Yılda ortalama bin kaval yapıyorum. Uzun kaval'ı müzikle uğraşanlar alıyor. Turistlik olarak ürettiğimiz kısa kavallarımız var onlar daha çok satılıyor.
Türkiye'de Kaval deyince ilk akla Erikli Köyü gelir . 1979 yılında Arif Sağ bizim köye kaval almaya gelmişti. Babamın ünü topal Hüseyin kaval ustası taa oralara kadar gitmiş. Benim adımı Kültür            Turizm Müd UNESCO' ya sunmuş. 2008 de bakanlıktan hocalar köyümüze geldi. Babamla görüştüler, incelemelerde bulundular. Ödül aldığımı babam göremedi. Ben Niksar'da yaşıyorum benim oturduğum sokağa ismimi verdiler. Yapılan araştırmalar sonucunda 2009 yılında UNESCO tarafından Kültür Mirası Listesine "Yaşayan İnsan Hazinesi" olarak kabul ettiler.

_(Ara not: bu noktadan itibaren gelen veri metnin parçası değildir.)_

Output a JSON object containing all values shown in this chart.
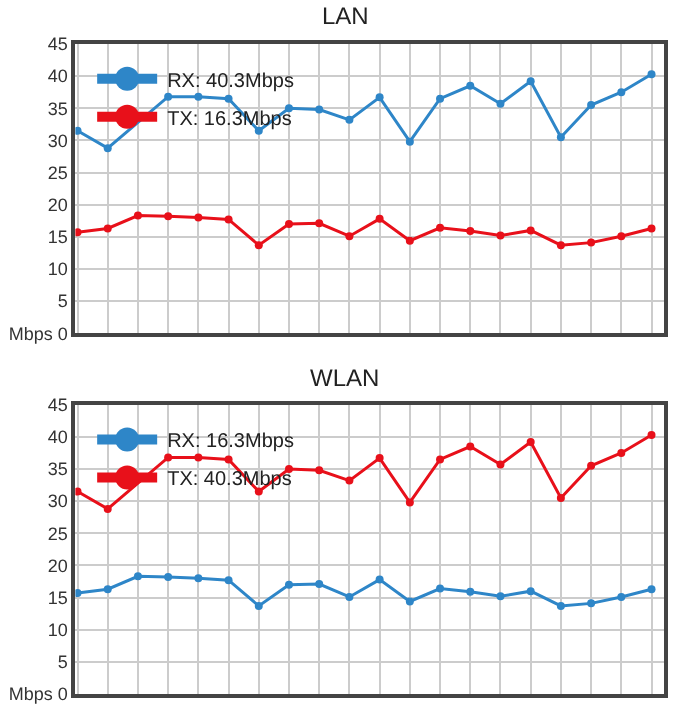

Yaptığım işi çok seviyorum her yaptığım iş bir öncekinden daha iyi olmalı. Hepsi birbirinden farklı ve değerli. Üretmeye çalışmaya ve sanatımı icra etmeye Allah izin verdiği sürece devam edeceğim. Artık memleketim için bir marka oldum. Tüm fuarlara katılıyorum. Şehrimi ve kavalı tanıtmak için elimden geleni yapıyorum. Son olarak ulu önder Atatürk'ün bir sözüyle bitirmek istiyorum. "Başbakan olabilirsiniz , mebusan olabilirsiniz hatta cumhurbaşkanı dahi olabilirsiniz ama sanatkar olamazsınız "Yolunuz açık olsun ustam.